Asheville Citizen Times/Girls Gone Outdoors Blog

Karen Chavez, 3:59 p.m. EST February 10, 2015

Wild South is calling for nominations for its seventh annual Roosevelt-Ashe Conservation Awards. On March 20, 2015, four individuals and one business will be honored for their outstanding contributions to environmental conservation in the South during the past year.

The Awards will be presented at Wild South’s Green Gala in Asheville, which annually celebrates and recognizes exceptional work in conservation.

To nominate a person or organization and review previous award winners, visit by midnight Saturday, Feb. 14. Awards will be given in each of five categories:

Outstanding Journalist, Outstanding Youth, Outstanding Educator, Outstanding Small Business and Outstanding Conservationist.

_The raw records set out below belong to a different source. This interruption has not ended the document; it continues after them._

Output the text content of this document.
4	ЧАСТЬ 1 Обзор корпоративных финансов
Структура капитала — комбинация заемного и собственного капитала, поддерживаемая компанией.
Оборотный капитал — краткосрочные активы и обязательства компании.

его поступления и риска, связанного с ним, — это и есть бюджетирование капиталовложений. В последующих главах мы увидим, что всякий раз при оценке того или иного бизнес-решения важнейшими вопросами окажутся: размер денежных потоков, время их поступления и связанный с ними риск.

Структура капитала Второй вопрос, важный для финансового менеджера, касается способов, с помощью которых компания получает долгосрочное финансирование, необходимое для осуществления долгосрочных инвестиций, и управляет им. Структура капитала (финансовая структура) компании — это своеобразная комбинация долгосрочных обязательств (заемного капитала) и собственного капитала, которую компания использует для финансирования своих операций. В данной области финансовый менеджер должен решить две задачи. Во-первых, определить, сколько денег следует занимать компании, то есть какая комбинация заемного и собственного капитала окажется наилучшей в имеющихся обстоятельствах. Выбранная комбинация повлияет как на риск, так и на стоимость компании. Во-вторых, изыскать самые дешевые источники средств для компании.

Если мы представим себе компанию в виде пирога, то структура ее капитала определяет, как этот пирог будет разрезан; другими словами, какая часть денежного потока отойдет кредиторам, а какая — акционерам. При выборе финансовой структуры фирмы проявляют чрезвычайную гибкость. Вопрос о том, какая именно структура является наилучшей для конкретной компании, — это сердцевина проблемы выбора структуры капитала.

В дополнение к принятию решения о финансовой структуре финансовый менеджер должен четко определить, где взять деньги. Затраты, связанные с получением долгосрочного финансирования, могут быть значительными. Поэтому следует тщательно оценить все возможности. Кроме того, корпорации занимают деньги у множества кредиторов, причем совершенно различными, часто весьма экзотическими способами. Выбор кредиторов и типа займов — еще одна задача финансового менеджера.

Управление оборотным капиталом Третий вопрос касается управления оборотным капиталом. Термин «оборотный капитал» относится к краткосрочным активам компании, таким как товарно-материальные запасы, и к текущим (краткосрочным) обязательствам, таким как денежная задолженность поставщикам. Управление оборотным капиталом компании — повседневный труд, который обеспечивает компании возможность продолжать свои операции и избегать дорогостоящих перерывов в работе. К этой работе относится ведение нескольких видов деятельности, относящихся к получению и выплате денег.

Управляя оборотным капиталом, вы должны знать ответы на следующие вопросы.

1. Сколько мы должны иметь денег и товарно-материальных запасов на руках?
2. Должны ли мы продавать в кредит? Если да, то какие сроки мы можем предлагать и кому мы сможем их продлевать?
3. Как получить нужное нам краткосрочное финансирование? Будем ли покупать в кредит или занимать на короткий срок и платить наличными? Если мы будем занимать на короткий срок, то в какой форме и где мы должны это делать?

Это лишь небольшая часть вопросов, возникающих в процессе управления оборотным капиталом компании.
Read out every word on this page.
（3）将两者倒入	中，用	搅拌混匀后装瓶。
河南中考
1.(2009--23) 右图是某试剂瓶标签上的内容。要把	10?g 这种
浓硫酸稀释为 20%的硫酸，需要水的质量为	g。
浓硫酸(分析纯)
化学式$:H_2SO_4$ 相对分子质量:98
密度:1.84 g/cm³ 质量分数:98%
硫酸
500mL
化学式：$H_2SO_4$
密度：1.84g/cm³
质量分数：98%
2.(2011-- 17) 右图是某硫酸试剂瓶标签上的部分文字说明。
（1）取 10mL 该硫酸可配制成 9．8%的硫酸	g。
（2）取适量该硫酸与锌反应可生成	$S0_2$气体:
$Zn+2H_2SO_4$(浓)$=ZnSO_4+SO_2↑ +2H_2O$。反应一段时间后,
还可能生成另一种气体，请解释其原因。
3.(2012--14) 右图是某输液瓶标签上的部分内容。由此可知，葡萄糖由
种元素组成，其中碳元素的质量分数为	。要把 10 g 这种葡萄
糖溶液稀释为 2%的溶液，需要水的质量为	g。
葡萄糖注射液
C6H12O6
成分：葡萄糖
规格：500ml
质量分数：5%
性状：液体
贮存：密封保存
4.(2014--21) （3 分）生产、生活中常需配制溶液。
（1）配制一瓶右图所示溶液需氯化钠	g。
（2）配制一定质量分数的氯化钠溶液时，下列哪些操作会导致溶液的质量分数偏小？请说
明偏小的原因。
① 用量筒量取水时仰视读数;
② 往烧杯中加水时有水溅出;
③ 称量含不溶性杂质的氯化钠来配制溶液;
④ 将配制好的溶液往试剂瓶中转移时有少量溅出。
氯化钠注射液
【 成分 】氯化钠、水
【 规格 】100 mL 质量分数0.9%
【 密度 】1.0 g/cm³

Nominations are reviewed and scored by an independent volunteer Selection Committee. This year, the committee includes:

Ginger Dollar, Community Foundation of Western North Carolina
JJ Apodaca, Professor of Conservation Biology, Warren Wilson College
Dusty Allison, Blue Ridge Outdoors Magazine
Kelly Sheehan Martin, Sierra Club NC Beyond Coal Campaign
Pete Conroy, Jacksonville State University, AL
Todd Witcher, Exec. Director, Discover Life in America, Great Smoky Mountains National Park, Tenn.
Kim Porter, Director of Development, Environmental Paper Network
Katie Hicks, Clean Water For North Carolina
Jamie Ager, Hickory Nut Gap Farm, NC
Ching Fu, Outdoor Programs and Outreach Market Coordinator, REI Asheville
Marin Leroy, Evergreen Community Charter School, NC
Roald Hazelhoff, Birmingham Southern College, AL
Wild South named this award series for President Theodore Roosevelt and Mr. W.W. Ashe, to honor their conservation values pay homage to their landmark work to protect forests in the South and across the United States.

Wild South is a regional non-profit that inspires people to enjoy, value and protect the wild character and natural legacy of the South. The organization has protected more than a half million acres of public lands, thousands of miles of streams, and hundreds of cultural sites.